Forecasts of GDP growth per capita based on these factors can then be combined with demographic projections to give forecasts for overall GDP growth.
Wherever possible, publicly available data from official sources are used for the latest available year. Qualitative indicators are normalised (on the basis of: Normalised x = (x - Min(x)) / (Max(x) - Min(x)) where Min(x) and Max(x) are, the lowest and highest values for any given indicator respectively) and then aggregated across categories to enable an overall comparison. The normalised value is then transformed into a positive number on a scale of 0 to 100. The weighting assigned to each indicator can be changed to reflect different assumptions about their relative importance.


The principal explanatory variable in each industry’s output equation is the Total Demand variable, encompassing exogenous macroeconomic assumptions, consumer spending and investment, and intermediate demand for goods and services by sectors of the economy for use as inputs in the production of their own goods and services.

Elasticity measures the response of one economic variable to a change in another economic variable, whether the good or service is demanded as an input into a final product or whether it is the final product, and provides insight into the proportional impact of different economic actions and policy decisions.
Demand elasticities measure the change in the quantity demanded of a particular good or service as a result of changes to other economic variables, such as its own price, the price of competing or complementary goods and services, income levels, taxes.
Demand elasticities can be influenced by several factors. Each of these factors, along with the specific characteristics of the product, will interact to determine its overall responsiveness of demand to changes in prices and incomes.
The individual characteristics of a good or service will have an impact, but there are also a number of general factors that will typically affect the sensitivity of demand, such as the availability of substitutes, whereby the elasticity is typically higher the greater the number of available substitutes, as consumers can easily switch between different products.
The degree of necessity.

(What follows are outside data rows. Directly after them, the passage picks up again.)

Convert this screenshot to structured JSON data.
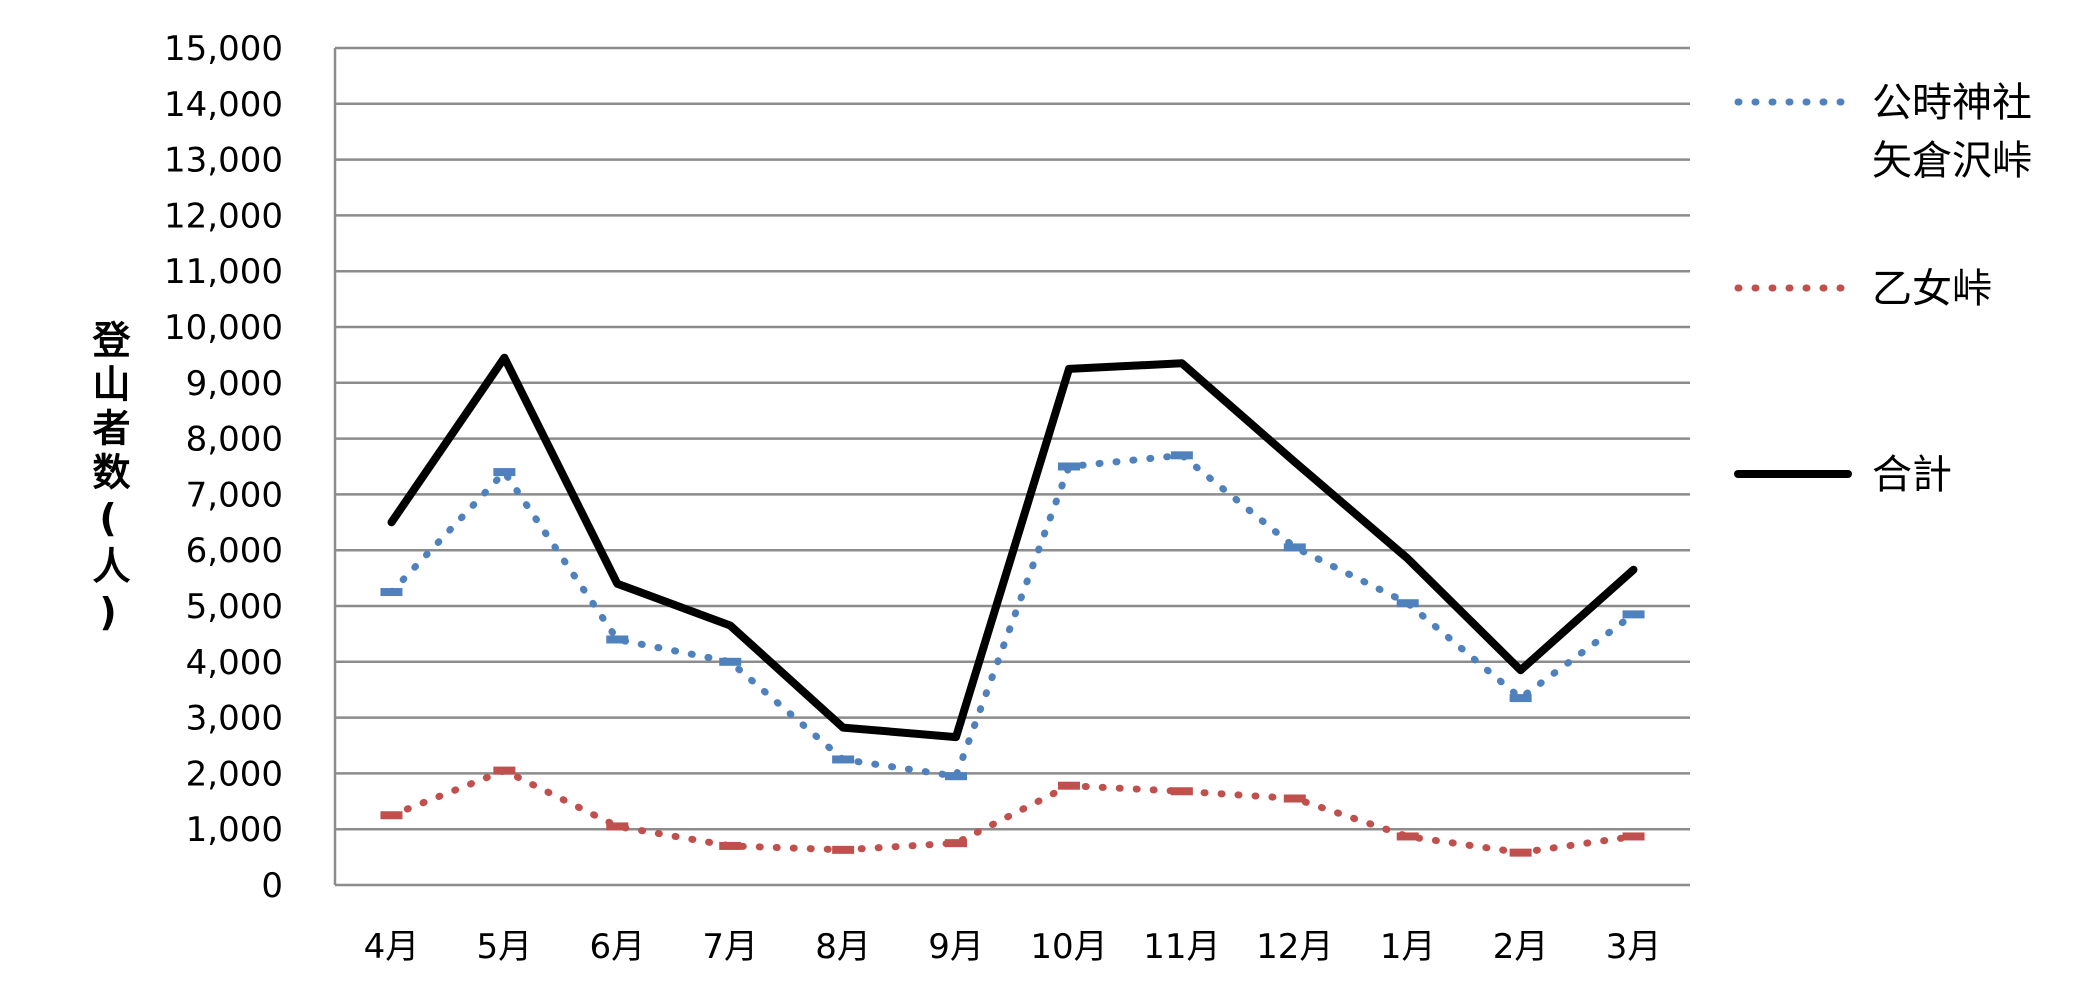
{
  "chart_data": {
    "type": "line",
    "title": "",
    "xlabel": "",
    "ylabel": "登山者数(人)",
    "ylim": [
      0,
      15000
    ],
    "yticks": [
      "0",
      "1,000",
      "2,000",
      "3,000",
      "4,000",
      "5,000",
      "6,000",
      "7,000",
      "8,000",
      "9,000",
      "10,000",
      "11,000",
      "12,000",
      "13,000",
      "14,000",
      "15,000"
    ],
    "categories": [
      "4月",
      "5月",
      "6月",
      "7月",
      "8月",
      "9月",
      "10月",
      "11月",
      "12月",
      "1月",
      "2月",
      "3月"
    ],
    "grid": true,
    "legend_position": "right",
    "series": [
      {
        "name_lines": [
          "公時神社",
          "矢倉沢峠"
        ],
        "color": "#4F81BD",
        "style": "dotted",
        "values": [
          5250,
          7400,
          4400,
          4000,
          2250,
          1950,
          7500,
          7700,
          6050,
          5050,
          3350,
          4850
        ]
      },
      {
        "name_lines": [
          "乙女峠"
        ],
        "color": "#C0504D",
        "style": "dotted",
        "values": [
          1250,
          2050,
          1050,
          700,
          630,
          750,
          1780,
          1680,
          1550,
          870,
          580,
          870
        ]
      },
      {
        "name_lines": [
          "合計"
        ],
        "color": "#000000",
        "style": "solid",
        "values": [
          6500,
          9450,
          5400,
          4650,
          2820,
          2650,
          9250,
          9350,
          7580,
          5850,
          3850,
          5650
        ]
      }
    ]
  }
}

Luxury products and habit forming ones, typically have a higher elasticity.
Proportion of the budget consumed by the item. Products that consume a large portion of the consumer’s budget tend to have greater elasticity.
Elasticities tend to be greater over the long run because consumers have more time to adjust their behaviour.

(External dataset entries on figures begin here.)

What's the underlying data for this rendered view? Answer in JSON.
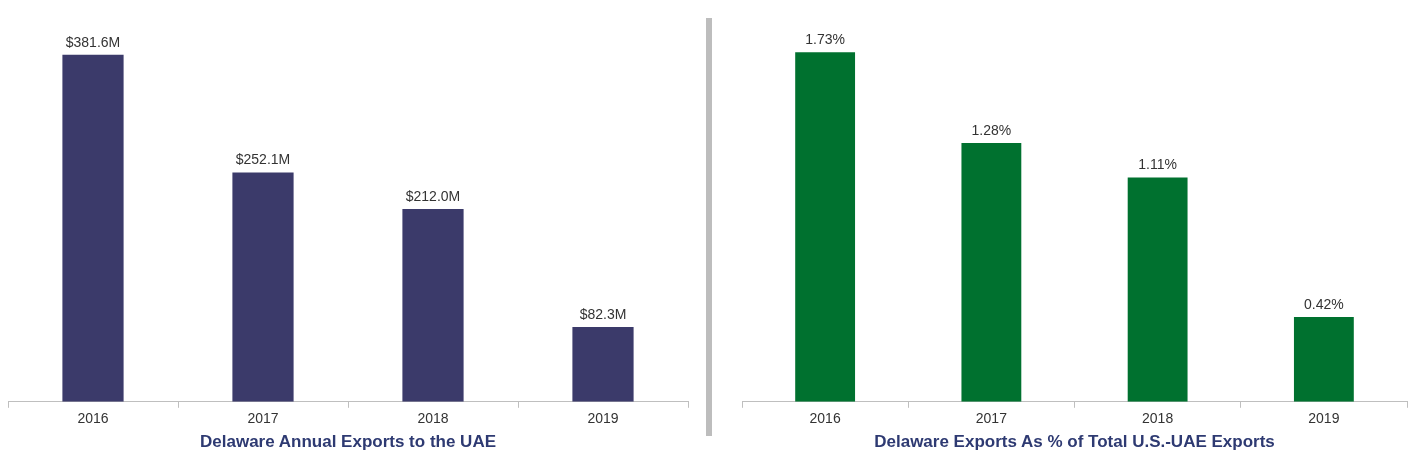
{
  "chart_data": [
    {
      "type": "bar",
      "title": "Delaware Annual Exports to the UAE",
      "categories": [
        "2016",
        "2017",
        "2018",
        "2019"
      ],
      "values": [
        381.6,
        252.1,
        212.0,
        82.3
      ],
      "color": "#3b3a6a",
      "value_labels": [
        "$381.6M",
        "$252.1M",
        "$212.0M",
        "$82.3M"
      ],
      "grid": false,
      "legend": false
    },
    {
      "type": "bar",
      "title": "Delaware Exports As % of Total U.S.-UAE Exports",
      "categories": [
        "2016",
        "2017",
        "2018",
        "2019"
      ],
      "values": [
        1.73,
        1.28,
        1.11,
        0.42
      ],
      "color": "#00712f",
      "value_labels": [
        "1.73%",
        "1.28%",
        "1.11%",
        "0.42%"
      ],
      "grid": false,
      "legend": false
    }
  ]
}
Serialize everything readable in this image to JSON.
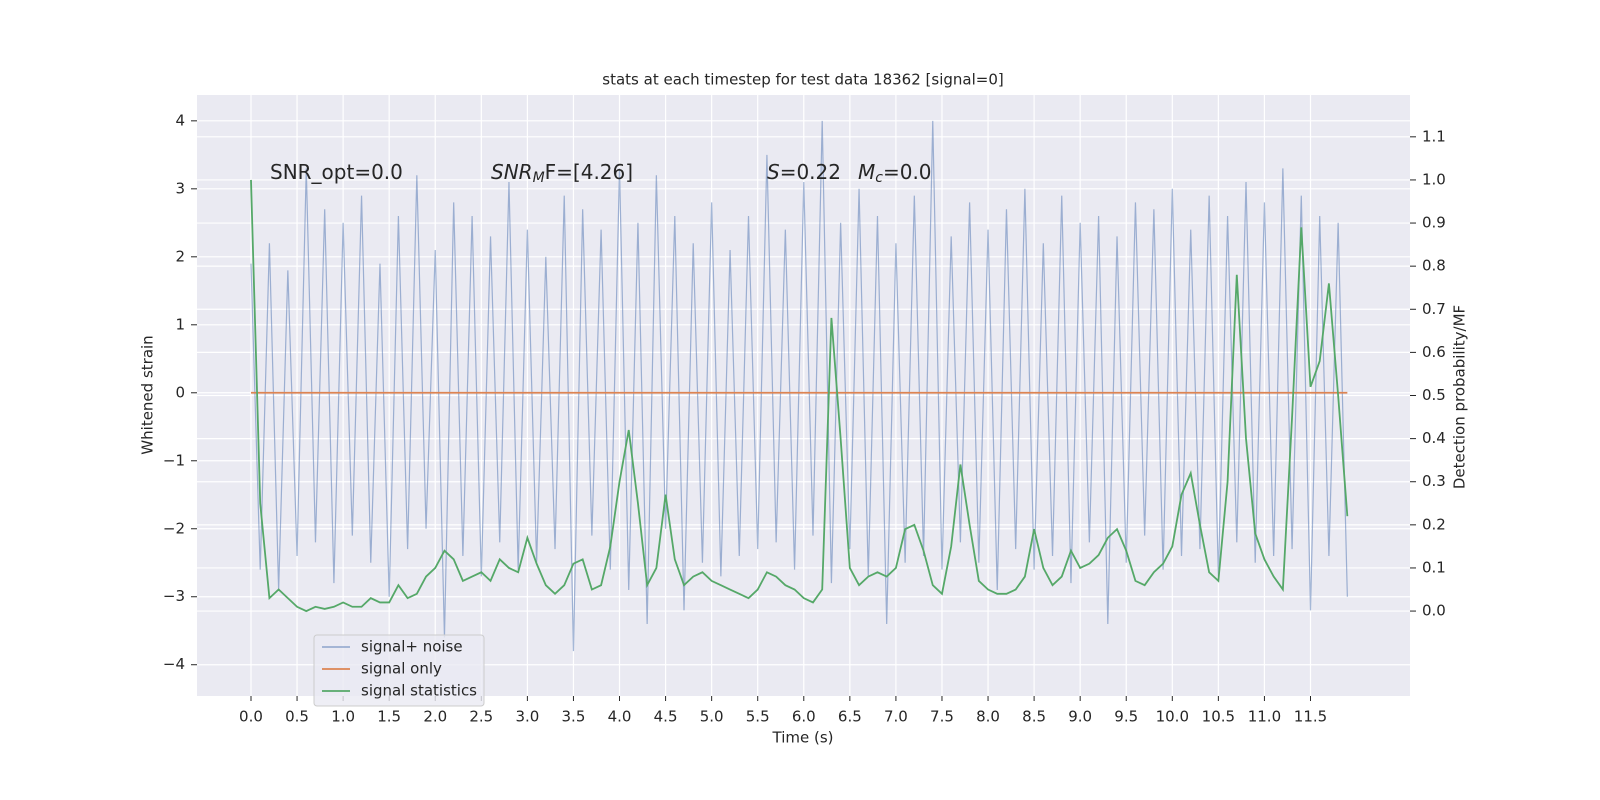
{
  "chart_data": {
    "type": "line",
    "title": "stats at each timestep for test data 18362 [signal=0]",
    "x_label": "Time (s)",
    "y_label": "Whitened strain",
    "y2_label": "Detection probability/MF",
    "background": "#eaeaf2",
    "grid": true,
    "legend": "lower left",
    "annotations": [
      [
        {
          "text": "SNR_opt=0.0"
        }
      ],
      [
        {
          "text": "SNR",
          "italic": true
        },
        {
          "text": "M",
          "italic": true,
          "sub": true
        },
        {
          "text": "F=[4.26]"
        }
      ],
      [
        {
          "text": "S",
          "italic": true
        },
        {
          "text": "=0.22"
        }
      ],
      [
        {
          "text": "M",
          "italic": true
        },
        {
          "text": "c",
          "italic": true,
          "sub": true
        },
        {
          "text": "=0.0"
        }
      ]
    ],
    "x": [
      0.0,
      0.1,
      0.2,
      0.3,
      0.4,
      0.5,
      0.6,
      0.7,
      0.8,
      0.9,
      1.0,
      1.1,
      1.2,
      1.3,
      1.4,
      1.5,
      1.6,
      1.7,
      1.8,
      1.9,
      2.0,
      2.1,
      2.2,
      2.3,
      2.4,
      2.5,
      2.6,
      2.7,
      2.8,
      2.9,
      3.0,
      3.1,
      3.2,
      3.3,
      3.4,
      3.5,
      3.6,
      3.7,
      3.8,
      3.9,
      4.0,
      4.1,
      4.2,
      4.3,
      4.4,
      4.5,
      4.6,
      4.7,
      4.8,
      4.9,
      5.0,
      5.1,
      5.2,
      5.3,
      5.4,
      5.5,
      5.6,
      5.7,
      5.8,
      5.9,
      6.0,
      6.1,
      6.2,
      6.3,
      6.4,
      6.5,
      6.6,
      6.7,
      6.8,
      6.9,
      7.0,
      7.1,
      7.2,
      7.3,
      7.4,
      7.5,
      7.6,
      7.7,
      7.8,
      7.9,
      8.0,
      8.1,
      8.2,
      8.3,
      8.4,
      8.5,
      8.6,
      8.7,
      8.8,
      8.9,
      9.0,
      9.1,
      9.2,
      9.3,
      9.4,
      9.5,
      9.6,
      9.7,
      9.8,
      9.9,
      10.0,
      10.1,
      10.2,
      10.3,
      10.4,
      10.5,
      10.6,
      10.7,
      10.8,
      10.9,
      11.0,
      11.1,
      11.2,
      11.3,
      11.4,
      11.5,
      11.6,
      11.7,
      11.8,
      11.9
    ],
    "series": [
      {
        "name": "signal+ noise",
        "color": "#4c72b0",
        "opacity": 0.5,
        "axis": "y",
        "values": [
          1.9,
          -2.6,
          2.2,
          -2.9,
          1.8,
          -2.4,
          3.3,
          -2.2,
          2.7,
          -2.8,
          2.5,
          -2.1,
          2.9,
          -2.5,
          1.9,
          -3.0,
          2.6,
          -2.3,
          3.2,
          -2.0,
          2.1,
          -3.6,
          2.8,
          -2.4,
          2.6,
          -2.7,
          2.3,
          -2.2,
          3.1,
          -2.6,
          2.4,
          -2.5,
          2.0,
          -2.3,
          2.9,
          -3.8,
          2.7,
          -2.1,
          2.4,
          -2.6,
          3.3,
          -2.9,
          2.5,
          -3.4,
          3.2,
          -2.0,
          2.6,
          -3.2,
          2.2,
          -2.5,
          2.8,
          -2.7,
          2.1,
          -2.4,
          2.6,
          -2.3,
          3.5,
          -2.2,
          2.4,
          -2.6,
          3.1,
          -2.1,
          4.0,
          -2.8,
          2.5,
          -2.3,
          3.0,
          -2.7,
          2.6,
          -3.4,
          2.2,
          -2.5,
          2.9,
          -2.4,
          4.0,
          -2.6,
          2.3,
          -2.2,
          2.8,
          -2.5,
          2.4,
          -2.9,
          2.7,
          -2.3,
          3.0,
          -2.6,
          2.2,
          -2.4,
          2.9,
          -2.8,
          2.5,
          -2.2,
          2.6,
          -3.4,
          2.3,
          -2.5,
          2.8,
          -2.1,
          2.7,
          -2.6,
          3.0,
          -2.4,
          2.4,
          -2.3,
          2.9,
          -2.7,
          2.6,
          -2.2,
          3.1,
          -2.5,
          2.8,
          -2.4,
          3.3,
          -2.3,
          2.9,
          -3.2,
          2.6,
          -2.4,
          2.5,
          -3.0
        ]
      },
      {
        "name": "signal only",
        "color": "#dd8452",
        "opacity": 1,
        "axis": "y",
        "values": [
          0,
          0,
          0,
          0,
          0,
          0,
          0,
          0,
          0,
          0,
          0,
          0,
          0,
          0,
          0,
          0,
          0,
          0,
          0,
          0,
          0,
          0,
          0,
          0,
          0,
          0,
          0,
          0,
          0,
          0,
          0,
          0,
          0,
          0,
          0,
          0,
          0,
          0,
          0,
          0,
          0,
          0,
          0,
          0,
          0,
          0,
          0,
          0,
          0,
          0,
          0,
          0,
          0,
          0,
          0,
          0,
          0,
          0,
          0,
          0,
          0,
          0,
          0,
          0,
          0,
          0,
          0,
          0,
          0,
          0,
          0,
          0,
          0,
          0,
          0,
          0,
          0,
          0,
          0,
          0,
          0,
          0,
          0,
          0,
          0,
          0,
          0,
          0,
          0,
          0,
          0,
          0,
          0,
          0,
          0,
          0,
          0,
          0,
          0,
          0,
          0,
          0,
          0,
          0,
          0,
          0,
          0,
          0,
          0,
          0,
          0,
          0,
          0,
          0,
          0,
          0,
          0,
          0,
          0,
          0
        ]
      },
      {
        "name": "signal statistics",
        "color": "#55a868",
        "opacity": 1,
        "axis": "y2",
        "values": [
          1.0,
          0.25,
          0.03,
          0.05,
          0.03,
          0.01,
          0.0,
          0.01,
          0.005,
          0.01,
          0.02,
          0.01,
          0.01,
          0.03,
          0.02,
          0.02,
          0.06,
          0.03,
          0.04,
          0.08,
          0.1,
          0.14,
          0.12,
          0.07,
          0.08,
          0.09,
          0.07,
          0.12,
          0.1,
          0.09,
          0.17,
          0.11,
          0.06,
          0.04,
          0.06,
          0.11,
          0.12,
          0.05,
          0.06,
          0.15,
          0.3,
          0.42,
          0.25,
          0.06,
          0.1,
          0.27,
          0.12,
          0.06,
          0.08,
          0.09,
          0.07,
          0.06,
          0.05,
          0.04,
          0.03,
          0.05,
          0.09,
          0.08,
          0.06,
          0.05,
          0.03,
          0.02,
          0.05,
          0.68,
          0.4,
          0.1,
          0.06,
          0.08,
          0.09,
          0.08,
          0.1,
          0.19,
          0.2,
          0.14,
          0.06,
          0.04,
          0.15,
          0.34,
          0.2,
          0.07,
          0.05,
          0.04,
          0.04,
          0.05,
          0.08,
          0.19,
          0.1,
          0.06,
          0.08,
          0.14,
          0.1,
          0.11,
          0.13,
          0.17,
          0.19,
          0.14,
          0.07,
          0.06,
          0.09,
          0.11,
          0.15,
          0.27,
          0.32,
          0.2,
          0.09,
          0.07,
          0.3,
          0.78,
          0.4,
          0.18,
          0.12,
          0.08,
          0.05,
          0.45,
          0.89,
          0.52,
          0.58,
          0.76,
          0.5,
          0.22
        ]
      }
    ],
    "xlim": [
      -0.586,
      12.58
    ],
    "ylim": [
      -4.46,
      4.38
    ],
    "y2lim": [
      -0.197,
      1.197
    ],
    "xticks": [
      {
        "value": 0,
        "label": "0.0"
      },
      {
        "value": 0.5,
        "label": "0.5"
      },
      {
        "value": 1,
        "label": "1.0"
      },
      {
        "value": 1.5,
        "label": "1.5"
      },
      {
        "value": 2,
        "label": "2.0"
      },
      {
        "value": 2.5,
        "label": "2.5"
      },
      {
        "value": 3,
        "label": "3.0"
      },
      {
        "value": 3.5,
        "label": "3.5"
      },
      {
        "value": 4,
        "label": "4.0"
      },
      {
        "value": 4.5,
        "label": "4.5"
      },
      {
        "value": 5,
        "label": "5.0"
      },
      {
        "value": 5.5,
        "label": "5.5"
      },
      {
        "value": 6,
        "label": "6.0"
      },
      {
        "value": 6.5,
        "label": "6.5"
      },
      {
        "value": 7,
        "label": "7.0"
      },
      {
        "value": 7.5,
        "label": "7.5"
      },
      {
        "value": 8,
        "label": "8.0"
      },
      {
        "value": 8.5,
        "label": "8.5"
      },
      {
        "value": 9,
        "label": "9.0"
      },
      {
        "value": 9.5,
        "label": "9.5"
      },
      {
        "value": 10,
        "label": "10.0"
      },
      {
        "value": 10.5,
        "label": "10.5"
      },
      {
        "value": 11,
        "label": "11.0"
      },
      {
        "value": 11.5,
        "label": "11.5"
      }
    ],
    "yticks": [
      {
        "value": -4,
        "label": "−4"
      },
      {
        "value": -3,
        "label": "−3"
      },
      {
        "value": -2,
        "label": "−2"
      },
      {
        "value": -1,
        "label": "−1"
      },
      0,
      1,
      2,
      3,
      4
    ],
    "y2ticks": [
      {
        "value": 0,
        "label": "0.0"
      },
      0.1,
      0.2,
      0.3,
      0.4,
      0.5,
      0.6,
      0.7,
      0.8,
      0.9,
      {
        "value": 1,
        "label": "1.0"
      },
      1.1
    ]
  }
}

Finally, if the product or service is an input into a final product then the price elasticity will depend on the price elasticity of the final product, its cost share in the production costs, and the availability of substitutes for that good or service.

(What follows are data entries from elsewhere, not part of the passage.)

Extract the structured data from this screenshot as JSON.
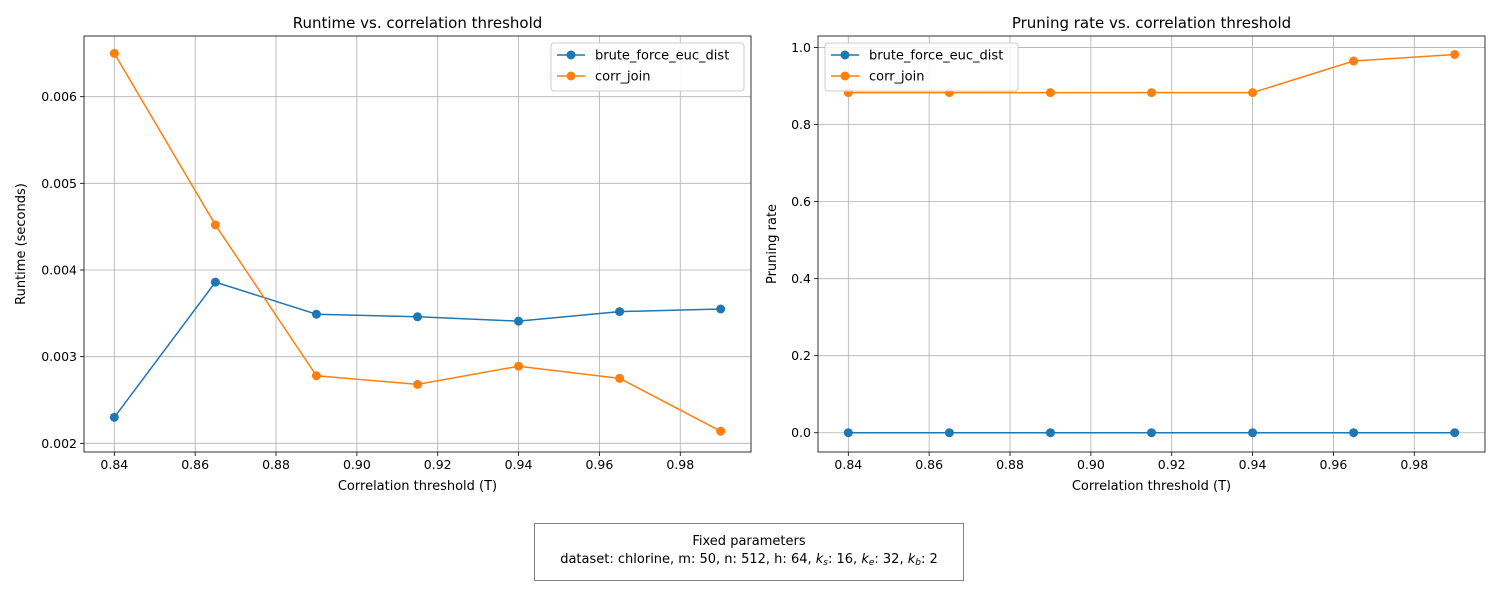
{
  "colors": {
    "series1": "#1f77b4",
    "series2": "#ff7f0e",
    "grid": "#b0b0b0"
  },
  "chart_data": [
    {
      "type": "line",
      "title": "Runtime vs. correlation threshold",
      "xlabel": "Correlation threshold (T)",
      "ylabel": "Runtime (seconds)",
      "xlim": [
        0.8325,
        0.9975
      ],
      "ylim": [
        0.0019,
        0.0067
      ],
      "xticks": [
        "0.84",
        "0.86",
        "0.88",
        "0.90",
        "0.92",
        "0.94",
        "0.96",
        "0.98"
      ],
      "yticks": [
        "0.002",
        "0.003",
        "0.004",
        "0.005",
        "0.006"
      ],
      "grid": true,
      "legend": "top-right",
      "x": [
        0.84,
        0.865,
        0.89,
        0.915,
        0.94,
        0.965,
        0.99
      ],
      "series": [
        {
          "name": "brute_force_euc_dist",
          "values": [
            0.0023,
            0.00386,
            0.00349,
            0.00346,
            0.00341,
            0.00352,
            0.00355
          ]
        },
        {
          "name": "corr_join",
          "values": [
            0.0065,
            0.00452,
            0.00278,
            0.00268,
            0.00289,
            0.00275,
            0.00214
          ]
        }
      ]
    },
    {
      "type": "line",
      "title": "Pruning rate vs. correlation threshold",
      "xlabel": "Correlation threshold (T)",
      "ylabel": "Pruning rate",
      "xlim": [
        0.8325,
        0.9975
      ],
      "ylim": [
        -0.05,
        1.03
      ],
      "xticks": [
        "0.84",
        "0.86",
        "0.88",
        "0.90",
        "0.92",
        "0.94",
        "0.96",
        "0.98"
      ],
      "yticks": [
        "0.0",
        "0.2",
        "0.4",
        "0.6",
        "0.8",
        "1.0"
      ],
      "grid": true,
      "legend": "top-left",
      "x": [
        0.84,
        0.865,
        0.89,
        0.915,
        0.94,
        0.965,
        0.99
      ],
      "series": [
        {
          "name": "brute_force_euc_dist",
          "values": [
            0,
            0,
            0,
            0,
            0,
            0,
            0
          ]
        },
        {
          "name": "corr_join",
          "values": [
            0.883,
            0.883,
            0.883,
            0.883,
            0.883,
            0.965,
            0.982
          ]
        }
      ]
    }
  ],
  "note": {
    "title": "Fixed parameters",
    "dataset": "chlorine",
    "m": "50",
    "n": "512",
    "h": "64",
    "ks": "16",
    "ke": "32",
    "kb": "2"
  }
}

Prices are also forecast using an input-output framework. Input costs have two components; labour costs are driven by wages, while intermediate costs are computed as an input-output weighted aggregate of input sectors’ prices. Employment is a function of output and real sectoral wages, that are forecast as a function of whole economy growth in wages. Investment is forecast as a function of output and aggregate level business investment.